Grief In The Time Of COVID
Spring is my grieving season.
The anniversary of my parent’s car accident is May 16th, marking 34 years since they passed. That date is flanked by Mothers’ and Fathers’ Day; and in the past five years, I’ve added two more significant losses to a one-month span between April and May. Amidst the rebirth of spring blossoms, I’m often moving between the dull ache of longing for the memories I want to hold on to, and the anger for those I will never have.
And that’s just spring status quo.
Currently, grief is all around us. We’re mourning the loss of life as we knew it. Emotions are heightened and yet my usual process for moving through them has been upended.
There’s no hugging friends or gathering with people who knew and loved my mom and dad.
There’s no feeling the energy, the empathy, and the compassion from the group of motherless mothers with whom I meet monthly at a local wine bar, with a full glass of happy-hour-white in hand.
Without my time-tested ways to move forward while my senses are absorbing a new level of noise, somehow the people I’ve loved and lost feel distant. My connection to them is dampened. My memory is cloudy.

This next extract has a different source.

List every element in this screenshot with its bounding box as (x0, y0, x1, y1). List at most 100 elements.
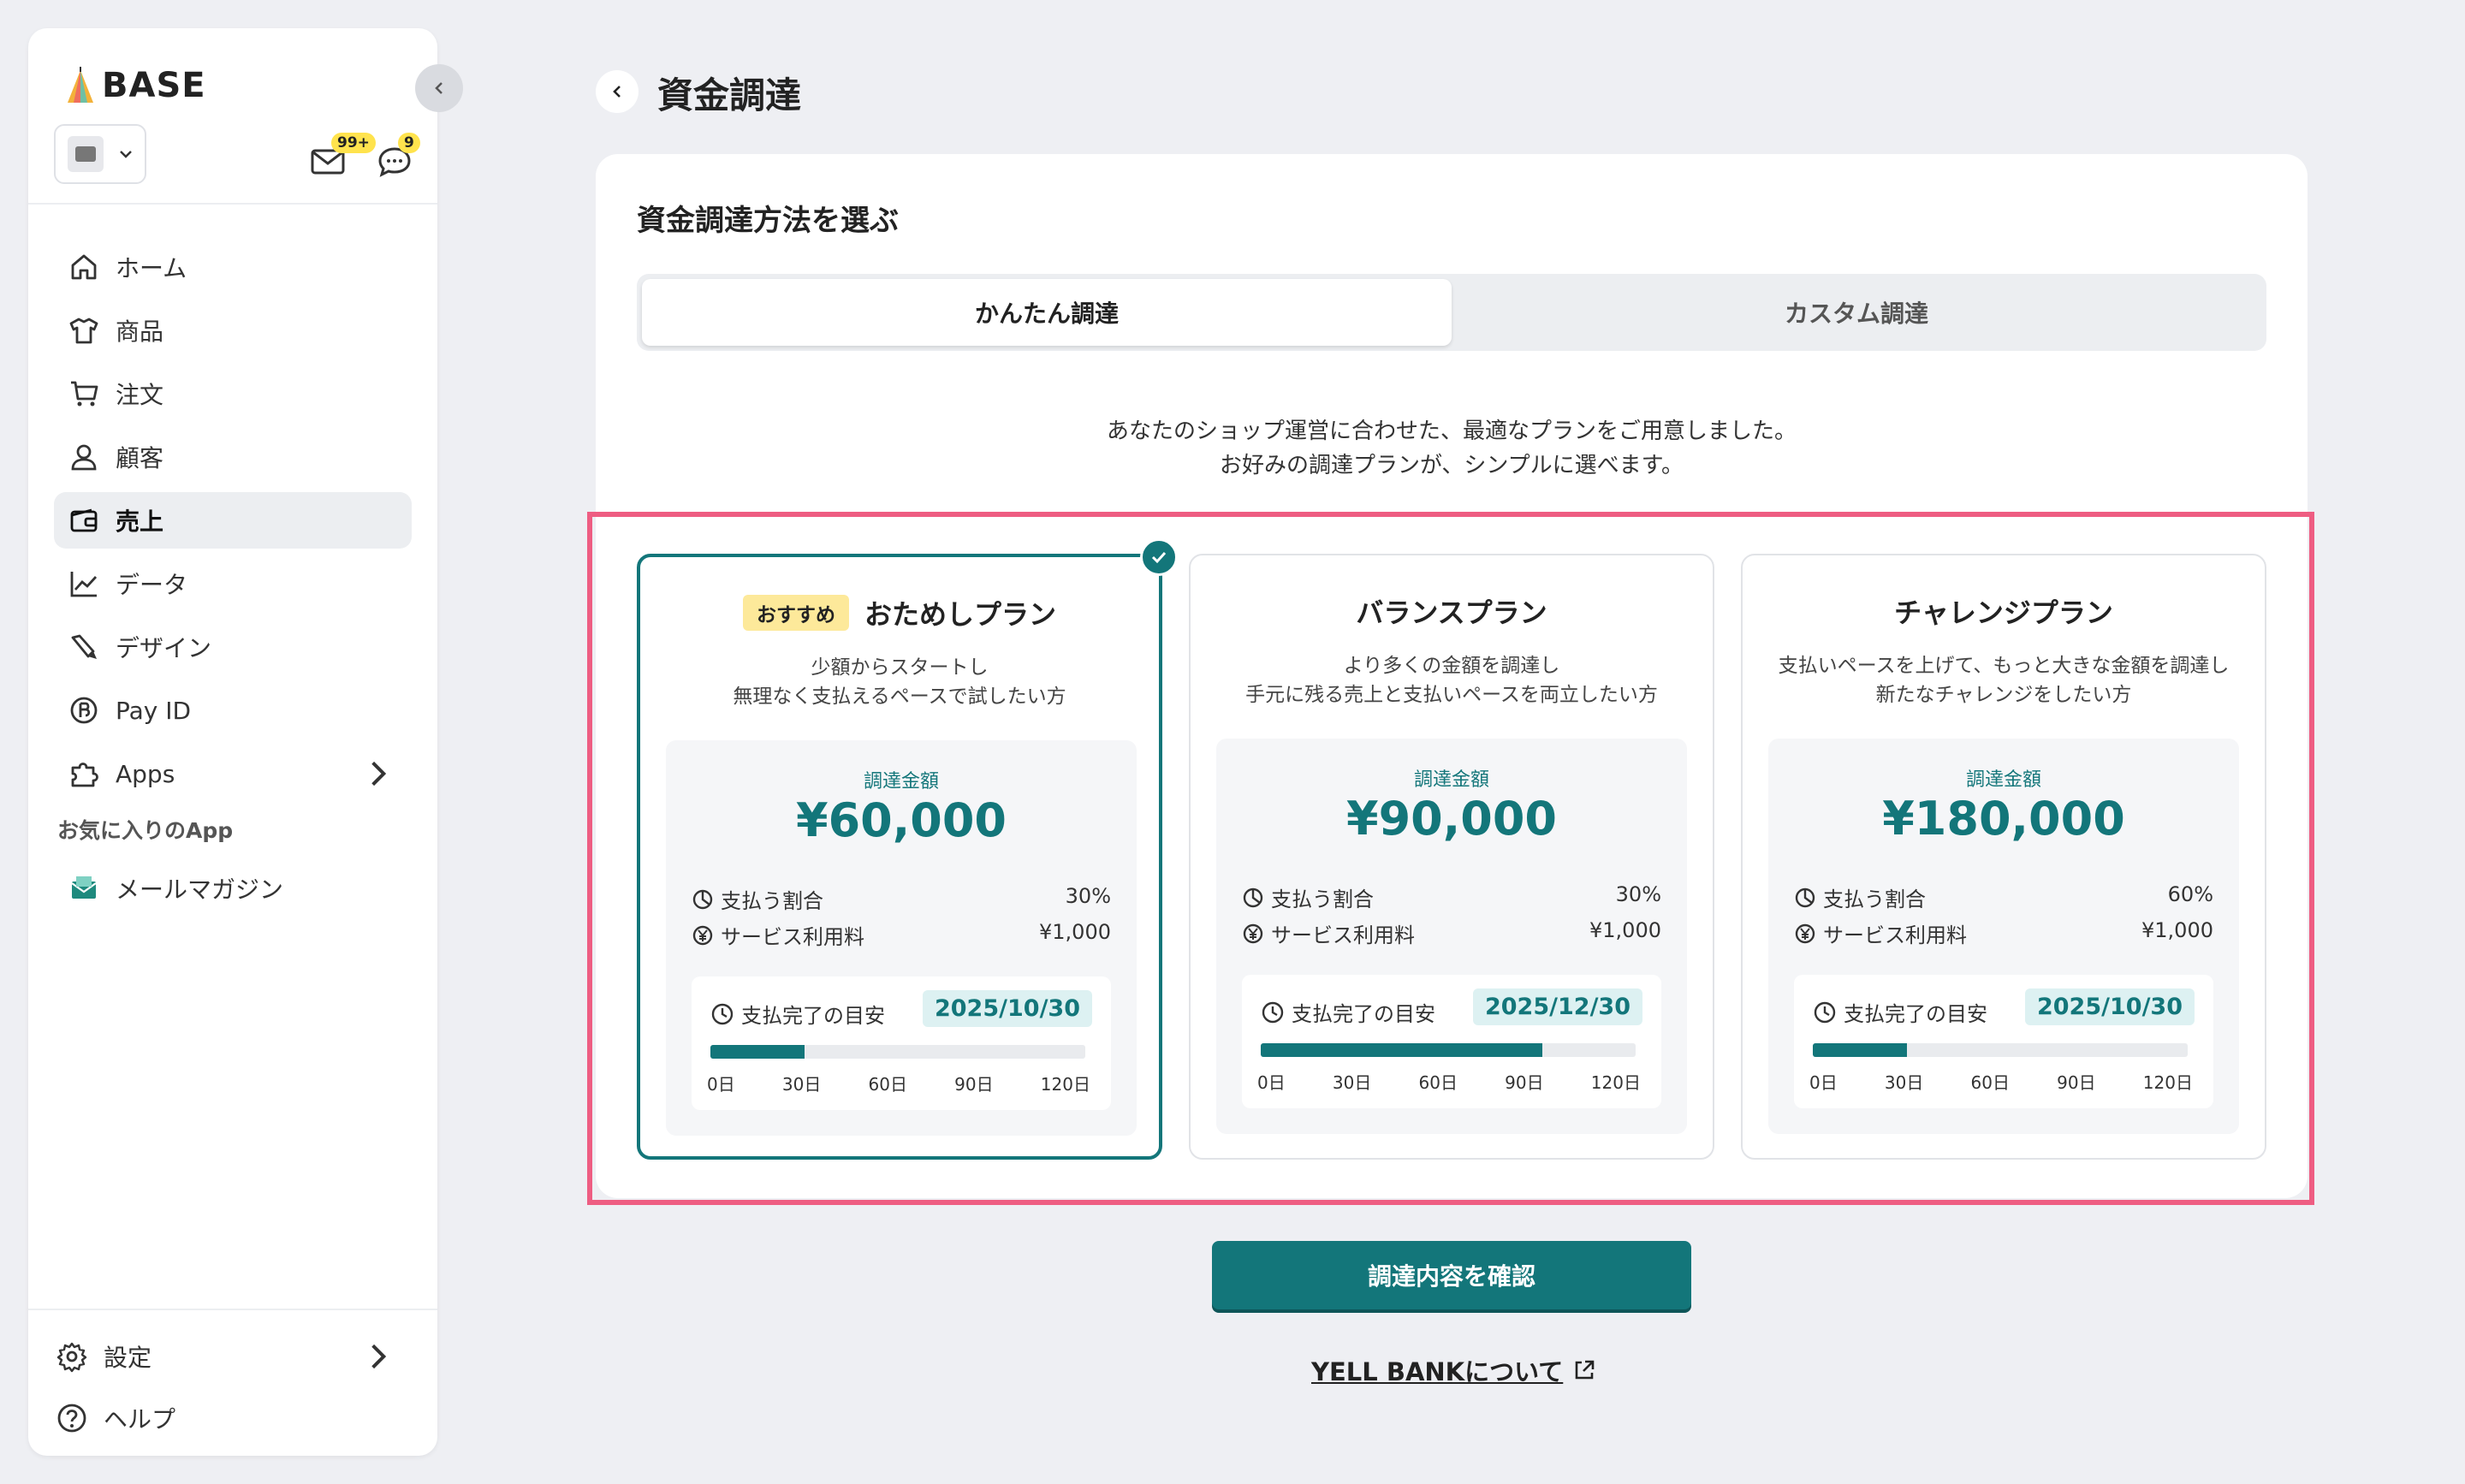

Lucky for me, creativity struck when I asked myself, “How can I acknowledge both the new grief of life in the pandemic and find my people again?” The answer came in a place I often find my flow: writing. But this time, not with a blog post or a journal entry. Writing in the form of an old-fashioned letter.
Pen to pretty piece of stationary, I’ve been writing each of my lost loves a letter about what this time is like, what I miss most about them right now, what I need from them, and my thoughts as to why they may have been spared living in 2020.
I write through tears and occasional smiles. I’ve found each letter to be a visit. An invitation for us to stand in a new memory together, even for just a few minutes. The details of this new connection flood my mind, followed by the old memories I thought I lost.
In this new budding practice, I am learning that there will be times so fraught, complex—and even identity-shifting—that talking about my parents and others I’ve lost is not enough to be with them. In times like these, I need to set up a direct line, with focus, attention, and presence. To bring them into my world—through words—even though this moment will never truly be part of any of our lives.